As Tariq Aziz sat across from me on his hospital cot, I sat on one facing him, our knees inches apart, he proclaimed that my mother should have named me Nadia instead of Nada because of my Czech heritage. He went on to tell me the meaning of my name in Arabic, he said it was ‘the dew on the morning grass.’ I had only heard this and ‘your name means nothing in Spanish’ approximately 1000 times, but I played along. His signature glasses had left a dent on the bridge of his nose after wearing the same boxy, thick style for years. Aziz untied his robe, he wasn’t used to the 120 degree heat after years of air conditioned palaces, and before I realized it, I was sitting across from the eighty year-old former Deputy Prime Minister of Iraq in his boxers. I tried to pretend not to notice. As he was flapping his robe, my colleague, a man, asked him to respect having a woman in his presence. Aziz had made his point and closed his robe with a sheepish smile. He reminded me of a belligerent patient in a nursing home, taking satisfaction in shocking the staff to make the time pass.
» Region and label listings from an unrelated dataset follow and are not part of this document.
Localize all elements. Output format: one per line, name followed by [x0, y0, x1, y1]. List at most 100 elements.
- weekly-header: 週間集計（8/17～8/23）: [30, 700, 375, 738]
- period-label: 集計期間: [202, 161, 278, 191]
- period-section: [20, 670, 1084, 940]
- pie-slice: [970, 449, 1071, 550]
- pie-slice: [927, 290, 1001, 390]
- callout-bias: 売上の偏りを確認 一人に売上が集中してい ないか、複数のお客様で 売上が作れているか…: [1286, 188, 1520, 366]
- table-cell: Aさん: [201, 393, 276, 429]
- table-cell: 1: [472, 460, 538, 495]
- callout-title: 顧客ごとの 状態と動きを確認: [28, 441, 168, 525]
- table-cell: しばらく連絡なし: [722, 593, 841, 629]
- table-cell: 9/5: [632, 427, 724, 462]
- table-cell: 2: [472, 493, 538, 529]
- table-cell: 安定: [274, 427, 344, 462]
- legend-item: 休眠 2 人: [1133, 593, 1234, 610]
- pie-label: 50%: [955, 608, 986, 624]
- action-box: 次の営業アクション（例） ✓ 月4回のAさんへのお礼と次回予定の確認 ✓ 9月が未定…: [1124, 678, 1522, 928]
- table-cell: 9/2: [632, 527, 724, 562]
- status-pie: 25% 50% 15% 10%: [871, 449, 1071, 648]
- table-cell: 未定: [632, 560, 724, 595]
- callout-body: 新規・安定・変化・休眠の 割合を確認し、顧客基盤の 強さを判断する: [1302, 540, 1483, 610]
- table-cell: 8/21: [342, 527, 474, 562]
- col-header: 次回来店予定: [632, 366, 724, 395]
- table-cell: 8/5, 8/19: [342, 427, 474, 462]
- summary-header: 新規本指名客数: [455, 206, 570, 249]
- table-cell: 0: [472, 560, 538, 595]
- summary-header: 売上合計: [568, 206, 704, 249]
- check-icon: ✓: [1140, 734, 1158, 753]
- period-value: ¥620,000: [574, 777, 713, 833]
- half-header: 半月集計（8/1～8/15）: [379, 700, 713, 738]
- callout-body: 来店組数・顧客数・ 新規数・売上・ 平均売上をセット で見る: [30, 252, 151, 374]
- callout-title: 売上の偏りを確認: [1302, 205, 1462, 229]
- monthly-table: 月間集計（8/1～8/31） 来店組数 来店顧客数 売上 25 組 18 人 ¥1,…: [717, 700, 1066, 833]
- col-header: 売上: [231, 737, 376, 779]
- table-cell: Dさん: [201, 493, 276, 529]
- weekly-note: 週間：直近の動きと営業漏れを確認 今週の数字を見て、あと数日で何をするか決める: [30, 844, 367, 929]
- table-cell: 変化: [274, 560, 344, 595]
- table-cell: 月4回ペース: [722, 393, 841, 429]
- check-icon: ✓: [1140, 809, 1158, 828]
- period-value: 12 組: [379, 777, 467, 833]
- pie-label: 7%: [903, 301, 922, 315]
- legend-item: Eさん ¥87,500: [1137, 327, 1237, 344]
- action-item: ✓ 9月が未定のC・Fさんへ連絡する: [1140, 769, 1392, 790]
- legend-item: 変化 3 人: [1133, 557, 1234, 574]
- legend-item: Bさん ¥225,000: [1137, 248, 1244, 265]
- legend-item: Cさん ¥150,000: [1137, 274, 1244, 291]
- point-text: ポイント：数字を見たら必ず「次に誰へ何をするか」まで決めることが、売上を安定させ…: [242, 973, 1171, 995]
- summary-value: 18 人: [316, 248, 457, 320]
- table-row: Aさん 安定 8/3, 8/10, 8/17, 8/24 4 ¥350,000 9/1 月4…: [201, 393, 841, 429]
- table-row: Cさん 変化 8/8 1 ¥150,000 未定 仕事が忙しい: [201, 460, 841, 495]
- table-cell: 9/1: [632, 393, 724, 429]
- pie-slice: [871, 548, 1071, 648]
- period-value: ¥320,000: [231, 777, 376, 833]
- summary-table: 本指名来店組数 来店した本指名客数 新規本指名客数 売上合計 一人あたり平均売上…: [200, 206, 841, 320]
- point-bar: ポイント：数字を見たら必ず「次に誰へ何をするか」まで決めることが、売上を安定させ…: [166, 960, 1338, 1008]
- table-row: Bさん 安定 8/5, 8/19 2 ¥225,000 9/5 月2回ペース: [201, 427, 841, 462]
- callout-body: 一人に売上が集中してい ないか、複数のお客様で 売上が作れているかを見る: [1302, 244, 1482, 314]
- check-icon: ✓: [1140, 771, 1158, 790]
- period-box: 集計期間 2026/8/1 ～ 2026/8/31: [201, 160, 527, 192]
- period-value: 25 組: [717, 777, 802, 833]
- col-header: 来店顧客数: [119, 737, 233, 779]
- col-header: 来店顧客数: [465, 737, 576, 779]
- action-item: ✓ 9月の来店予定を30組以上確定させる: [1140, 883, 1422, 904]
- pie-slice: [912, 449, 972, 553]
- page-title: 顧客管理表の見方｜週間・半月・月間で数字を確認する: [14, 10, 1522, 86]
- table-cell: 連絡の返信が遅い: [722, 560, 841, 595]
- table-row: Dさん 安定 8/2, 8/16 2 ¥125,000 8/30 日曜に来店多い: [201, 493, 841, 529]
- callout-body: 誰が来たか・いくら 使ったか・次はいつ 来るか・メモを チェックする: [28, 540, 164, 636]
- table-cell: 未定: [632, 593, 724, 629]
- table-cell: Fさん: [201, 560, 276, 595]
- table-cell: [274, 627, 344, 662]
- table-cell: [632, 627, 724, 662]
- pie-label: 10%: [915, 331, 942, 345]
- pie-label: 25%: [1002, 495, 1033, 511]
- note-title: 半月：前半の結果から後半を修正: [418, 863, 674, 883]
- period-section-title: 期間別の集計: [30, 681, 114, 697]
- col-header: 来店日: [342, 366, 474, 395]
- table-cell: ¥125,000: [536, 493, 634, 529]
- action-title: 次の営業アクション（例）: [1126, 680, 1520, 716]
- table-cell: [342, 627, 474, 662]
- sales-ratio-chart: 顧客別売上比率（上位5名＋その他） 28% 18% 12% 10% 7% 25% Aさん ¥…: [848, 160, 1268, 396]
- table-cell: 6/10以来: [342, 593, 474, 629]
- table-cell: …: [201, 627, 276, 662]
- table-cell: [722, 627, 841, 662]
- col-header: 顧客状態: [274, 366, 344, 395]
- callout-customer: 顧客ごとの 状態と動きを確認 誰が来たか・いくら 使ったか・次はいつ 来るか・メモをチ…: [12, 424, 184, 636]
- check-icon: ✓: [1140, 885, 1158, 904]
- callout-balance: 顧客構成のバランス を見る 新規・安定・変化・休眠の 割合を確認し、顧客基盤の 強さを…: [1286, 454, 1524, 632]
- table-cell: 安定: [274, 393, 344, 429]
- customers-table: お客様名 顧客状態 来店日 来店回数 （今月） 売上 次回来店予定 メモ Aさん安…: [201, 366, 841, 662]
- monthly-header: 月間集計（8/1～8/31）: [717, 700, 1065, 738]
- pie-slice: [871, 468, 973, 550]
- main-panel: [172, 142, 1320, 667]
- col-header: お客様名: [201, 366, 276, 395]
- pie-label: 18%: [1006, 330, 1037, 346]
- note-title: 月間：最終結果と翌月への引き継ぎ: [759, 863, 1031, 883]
I took this hazing as an open door to ask him everything I had been curious about when it came to Saddam’s regime. First I asked him what it was like being the only Christian in Saddam’s cabinet, he responded with sincerity that religion was not a prominent issue for Saddam until the last few years. Only then had he used it to try and galvanize support from the region. Aziz said he was free to practice his own beliefs, but the irony is that most Chaldean Christians had been pushed out of Iraq by that time. Then I asked him what it was like in the last few days before the invasion. His immediate laughter took me by surprise. Aziz responded with, “what could I do? Saddam had his last inner circle meeting a few days before the US crossed the border and ordered everyone to find a place to hide. Saddam was clearly nervous and obviously paranoid, more than Aziz had seen him before. Saddam said, ‘everyone needs a plan for a place to hide until they leave.’ ‘Where could I go? I was the most recognized politician besides Saddam, it was laughable, I stayed in my house.’ I figured that way I was at least in my own bed when the US found me. I had told Saddam, you go ahead and hide, I am staying home.”